Credito d'imposta per acquisto beni strumentali
Credito d'imposta beni strumentali
31.10.2020 by Studio Bertini & partners
Con l’articolo 1, commi da 184 a 197, L. 160/2019 (Legge di Bilancio per il 2020) è stato introdotto, in sostituzione del c.d. superammortamento e iperammortamento, un nuovo credito d’imposta per le spese sostenute a titolo di investimento in beni strumentali nuovi.
Il credito è riconosciuto in misura differenziata in ragione della tipologia di beni oggetto dell’investimento:
1. investimenti in beni ricompresi nell'allegato A annesso alla L. 232/2016 e in beni materiali funzionali alla trasformazione tecnologica e digitale delle imprese secondo il modello “Industria 4.0”:
a. 40% del costo per la quota di investimenti fino a 2,5 milioni di euro;
b. 20% per la quota di investimenti oltre i 2,5 milioni di euro e fino al limite massimo di costi complessivamente ammissibili, pari a 10 milioni di euro.
2. investimenti in beni immateriali (software, sistemi e system integration, piattaforme e applicazioni) connessi a investimenti in beni materiali “Industria 4.0” (ricompresi nell'allegato B annesso alla L. 232/2016 e integrato dalla L. 205/2017):
a. 15% del costo, nel limite massimo di costi ammissibili pari a 700.000 euro.

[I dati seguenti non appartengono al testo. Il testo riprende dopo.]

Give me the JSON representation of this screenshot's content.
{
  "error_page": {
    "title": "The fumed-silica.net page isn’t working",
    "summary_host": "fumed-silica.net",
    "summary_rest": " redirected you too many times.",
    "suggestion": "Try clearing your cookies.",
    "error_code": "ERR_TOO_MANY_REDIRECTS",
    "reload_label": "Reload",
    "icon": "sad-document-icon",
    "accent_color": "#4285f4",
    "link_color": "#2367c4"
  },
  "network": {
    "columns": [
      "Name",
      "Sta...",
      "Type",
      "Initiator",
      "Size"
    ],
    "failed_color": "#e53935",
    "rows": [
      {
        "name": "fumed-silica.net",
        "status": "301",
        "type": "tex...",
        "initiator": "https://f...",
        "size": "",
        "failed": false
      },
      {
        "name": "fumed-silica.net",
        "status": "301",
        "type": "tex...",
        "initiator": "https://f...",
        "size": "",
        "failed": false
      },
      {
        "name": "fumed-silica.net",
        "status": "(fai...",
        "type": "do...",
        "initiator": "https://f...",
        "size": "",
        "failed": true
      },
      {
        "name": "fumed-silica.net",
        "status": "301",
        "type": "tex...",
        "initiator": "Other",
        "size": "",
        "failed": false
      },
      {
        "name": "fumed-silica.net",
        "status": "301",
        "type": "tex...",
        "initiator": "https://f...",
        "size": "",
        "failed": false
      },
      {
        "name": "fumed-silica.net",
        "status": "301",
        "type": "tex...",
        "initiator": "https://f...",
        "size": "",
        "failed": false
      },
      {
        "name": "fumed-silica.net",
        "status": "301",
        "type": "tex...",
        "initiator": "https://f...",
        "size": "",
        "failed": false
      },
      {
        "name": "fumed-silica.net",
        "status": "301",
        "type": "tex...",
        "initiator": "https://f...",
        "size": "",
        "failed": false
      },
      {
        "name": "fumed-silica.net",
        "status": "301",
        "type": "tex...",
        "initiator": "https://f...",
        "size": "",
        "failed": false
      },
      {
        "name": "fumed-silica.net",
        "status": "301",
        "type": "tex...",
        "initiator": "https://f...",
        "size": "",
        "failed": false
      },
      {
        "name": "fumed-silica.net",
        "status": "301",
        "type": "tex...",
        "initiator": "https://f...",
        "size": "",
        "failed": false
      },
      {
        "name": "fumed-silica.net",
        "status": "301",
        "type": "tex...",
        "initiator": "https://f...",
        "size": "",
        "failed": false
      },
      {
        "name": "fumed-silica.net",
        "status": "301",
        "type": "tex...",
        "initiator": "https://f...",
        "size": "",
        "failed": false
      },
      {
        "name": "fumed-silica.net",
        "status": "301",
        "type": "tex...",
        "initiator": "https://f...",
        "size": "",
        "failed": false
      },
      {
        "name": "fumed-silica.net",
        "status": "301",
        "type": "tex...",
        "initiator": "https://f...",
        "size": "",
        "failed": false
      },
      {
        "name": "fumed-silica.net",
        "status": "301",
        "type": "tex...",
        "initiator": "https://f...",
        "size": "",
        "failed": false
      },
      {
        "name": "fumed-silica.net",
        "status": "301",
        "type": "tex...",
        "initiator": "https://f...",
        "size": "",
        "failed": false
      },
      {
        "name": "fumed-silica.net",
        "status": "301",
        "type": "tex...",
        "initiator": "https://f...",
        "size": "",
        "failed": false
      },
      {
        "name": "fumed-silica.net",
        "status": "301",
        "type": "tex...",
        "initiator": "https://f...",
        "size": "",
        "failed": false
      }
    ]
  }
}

3. investimenti in beni diversi da quelli di cui agli allegati A e B:
a. 6% del costo, nel limite massimo di 2 milioni di euro.
In quest’ultimo caso il credito è riconosciuto anche per gli investimenti effettuati da esercenti arti e professioni.

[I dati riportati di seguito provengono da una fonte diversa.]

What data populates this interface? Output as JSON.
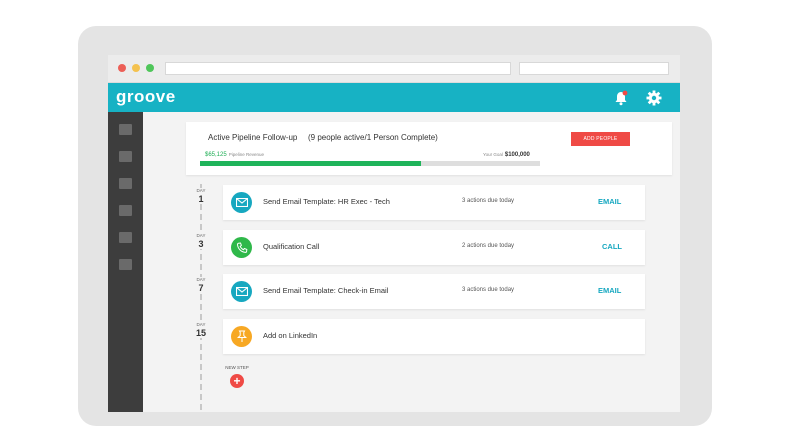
{
  "app": {
    "logo": "groove",
    "colors": {
      "accent": "#17b2c4",
      "sidebar": "#3d3d3d",
      "danger": "#ef4a45",
      "success": "#1fb45a"
    },
    "icons": {
      "notifications": "bell-icon",
      "settings": "gear-icon"
    }
  },
  "summary": {
    "title": "Active Pipeline Follow-up",
    "status": "(9 people active/1 Person Complete)",
    "add_people": "ADD PEOPLE",
    "revenue_value": "$65,125",
    "revenue_label": "Pipeline Revenue",
    "goal_label": "Your Goal",
    "goal_value": "$100,000",
    "progress_fraction": 0.65
  },
  "steps": [
    {
      "day_label": "DAY",
      "day": "1",
      "icon": "email-icon",
      "name": "Send Email Template: HR Exec - Tech",
      "due": "3 actions due today",
      "action": "EMAIL"
    },
    {
      "day_label": "DAY",
      "day": "3",
      "icon": "phone-icon",
      "name": "Qualification Call",
      "due": "2 actions due today",
      "action": "CALL"
    },
    {
      "day_label": "DAY",
      "day": "7",
      "icon": "email-icon",
      "name": "Send Email Template: Check-in Email",
      "due": "3 actions due today",
      "action": "EMAIL"
    },
    {
      "day_label": "DAY",
      "day": "15",
      "icon": "linkedin-pin-icon",
      "name": "Add on LinkedIn",
      "due": "",
      "action": ""
    }
  ],
  "new_step": {
    "label": "NEW STEP",
    "plus": "+"
  }
}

La documentazione comprovante l’acquisto
Per beneficiare dell’agevolazione è previsto uno specifico adempimento documentale. Il comma 195 dispone infatti che "Ai fini dei successivi controlli, i soggetti che si avvalgono del credito d'imposta sono tenuti a conservare, pena la revoca del beneficio, la documentazione idonea a dimostrare l'effettivo sostenimento e la corretta determinazione dei costi agevolabili. A tal fine, le fatture e gli altri documenti relativi all'acquisizione dei beni agevolati devono contenere l'espresso riferimento alle disposizioni dei commi da 184 a 194...".
In merito all’interpretazione di tale disposizione si era posto il dubbio riguardante le conseguenze di una mancata indicazione in fattura del riferimento normativo: questo conduce a una revoca dell’agevolazione ovvero solo ad una sanzione amministrativa per aver reso maggiormente difficoltosa la verifica?

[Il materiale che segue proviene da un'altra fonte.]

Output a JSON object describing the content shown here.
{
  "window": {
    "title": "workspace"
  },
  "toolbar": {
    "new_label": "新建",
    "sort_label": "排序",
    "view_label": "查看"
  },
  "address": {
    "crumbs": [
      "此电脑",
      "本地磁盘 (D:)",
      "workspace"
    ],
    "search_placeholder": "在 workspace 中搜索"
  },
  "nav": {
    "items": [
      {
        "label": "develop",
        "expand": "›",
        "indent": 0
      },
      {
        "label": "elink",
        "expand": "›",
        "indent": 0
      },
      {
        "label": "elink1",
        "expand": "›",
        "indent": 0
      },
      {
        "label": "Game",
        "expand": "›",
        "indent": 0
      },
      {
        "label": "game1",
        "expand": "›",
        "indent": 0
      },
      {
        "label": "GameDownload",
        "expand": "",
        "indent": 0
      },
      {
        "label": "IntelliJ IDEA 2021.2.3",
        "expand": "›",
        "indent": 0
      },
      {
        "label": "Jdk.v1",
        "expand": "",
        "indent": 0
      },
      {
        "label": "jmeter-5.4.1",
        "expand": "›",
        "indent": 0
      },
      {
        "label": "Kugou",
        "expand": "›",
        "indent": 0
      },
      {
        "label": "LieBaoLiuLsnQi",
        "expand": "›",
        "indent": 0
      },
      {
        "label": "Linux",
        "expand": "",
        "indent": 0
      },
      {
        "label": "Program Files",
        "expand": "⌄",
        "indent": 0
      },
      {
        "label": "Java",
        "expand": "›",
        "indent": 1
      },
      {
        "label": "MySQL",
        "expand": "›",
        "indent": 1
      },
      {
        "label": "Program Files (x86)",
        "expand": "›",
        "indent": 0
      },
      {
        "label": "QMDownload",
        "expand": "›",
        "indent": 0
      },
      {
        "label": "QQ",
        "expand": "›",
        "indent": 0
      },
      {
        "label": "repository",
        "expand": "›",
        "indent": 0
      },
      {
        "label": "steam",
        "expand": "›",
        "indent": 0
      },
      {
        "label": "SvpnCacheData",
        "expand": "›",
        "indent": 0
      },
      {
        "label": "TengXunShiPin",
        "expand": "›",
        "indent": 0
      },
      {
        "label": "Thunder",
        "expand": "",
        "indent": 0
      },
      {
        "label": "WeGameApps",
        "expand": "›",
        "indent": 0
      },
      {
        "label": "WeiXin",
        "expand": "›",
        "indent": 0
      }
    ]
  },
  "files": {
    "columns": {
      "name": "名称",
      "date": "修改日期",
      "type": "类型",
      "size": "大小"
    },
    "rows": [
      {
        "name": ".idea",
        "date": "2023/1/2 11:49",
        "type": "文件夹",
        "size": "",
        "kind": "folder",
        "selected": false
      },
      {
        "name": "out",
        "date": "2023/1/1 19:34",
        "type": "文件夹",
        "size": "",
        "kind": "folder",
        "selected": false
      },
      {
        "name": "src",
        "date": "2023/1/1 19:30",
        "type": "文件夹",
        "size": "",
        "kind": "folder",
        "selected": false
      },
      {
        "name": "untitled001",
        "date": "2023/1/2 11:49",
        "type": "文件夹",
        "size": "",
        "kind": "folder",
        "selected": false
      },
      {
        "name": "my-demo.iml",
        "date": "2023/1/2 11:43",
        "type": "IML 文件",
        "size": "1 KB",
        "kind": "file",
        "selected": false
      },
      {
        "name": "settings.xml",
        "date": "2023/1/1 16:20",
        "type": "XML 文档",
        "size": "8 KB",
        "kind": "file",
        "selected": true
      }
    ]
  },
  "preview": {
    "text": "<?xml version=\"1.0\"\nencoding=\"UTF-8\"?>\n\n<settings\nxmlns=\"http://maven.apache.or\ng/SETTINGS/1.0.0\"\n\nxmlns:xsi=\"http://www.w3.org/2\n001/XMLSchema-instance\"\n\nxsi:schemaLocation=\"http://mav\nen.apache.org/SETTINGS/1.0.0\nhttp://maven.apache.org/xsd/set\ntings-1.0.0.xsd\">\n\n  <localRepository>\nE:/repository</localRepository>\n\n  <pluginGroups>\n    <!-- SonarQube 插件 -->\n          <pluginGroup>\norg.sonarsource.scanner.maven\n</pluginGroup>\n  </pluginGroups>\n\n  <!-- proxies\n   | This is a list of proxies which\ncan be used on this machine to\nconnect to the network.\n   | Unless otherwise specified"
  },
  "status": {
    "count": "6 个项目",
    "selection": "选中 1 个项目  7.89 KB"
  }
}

Sul punto l’Agenzia delle entrate si è espressa nella direzione della prima tesi.
Assumendo una posizione analoga a quella prevista per l’applicazione dell’agevolazione Sabatini, si afferma che la fattura priva del riferimento all'articolo 1, commi da 184 a 197, L. 160/2019, non è considerata documentazione idonea e determina, quindi, in sede di controllo la revoca della quota corrispondente di agevolazione.
Tuttavia, l’Agenzia delle entrate indica anche le modalità per regolarizzare il documento e confermare quindi l’agevolazione, distinguendo tra:
· fatture emesse in formato cartaceo: in questo caso il riferimento può essere riportato dall'impresa acquirente sull'originale di ogni fattura, sia di acconto che di saldo, con scrittura indelebile, anche mediante l'utilizzo di un apposito timbro;
· fatture emesse in formato elettronico: in questo caso il beneficiario, in alternativa, può:
- stampare il documento di spesa apponendo la predetta scritta indelebile che, in ogni caso, dovrà essere conservato ai sensi dell'articolo 34, comma 6, D.P.R. 600/1973;
- realizzare un'integrazione elettronica da unire all'originale e conservare insieme allo stesso con le modalità indicate nella circolare n. 14/E/2019. Tale documento può essere inviato allo SdI (circolare n. 13/E/2018) al fine di ridurre gli oneri di conservazione.
Tale regolarizzazione dei documenti già emessi dovrà essere operata, da parte dell'impresa beneficiaria, entro la data in cui sono state avviate eventuali attività di controllo.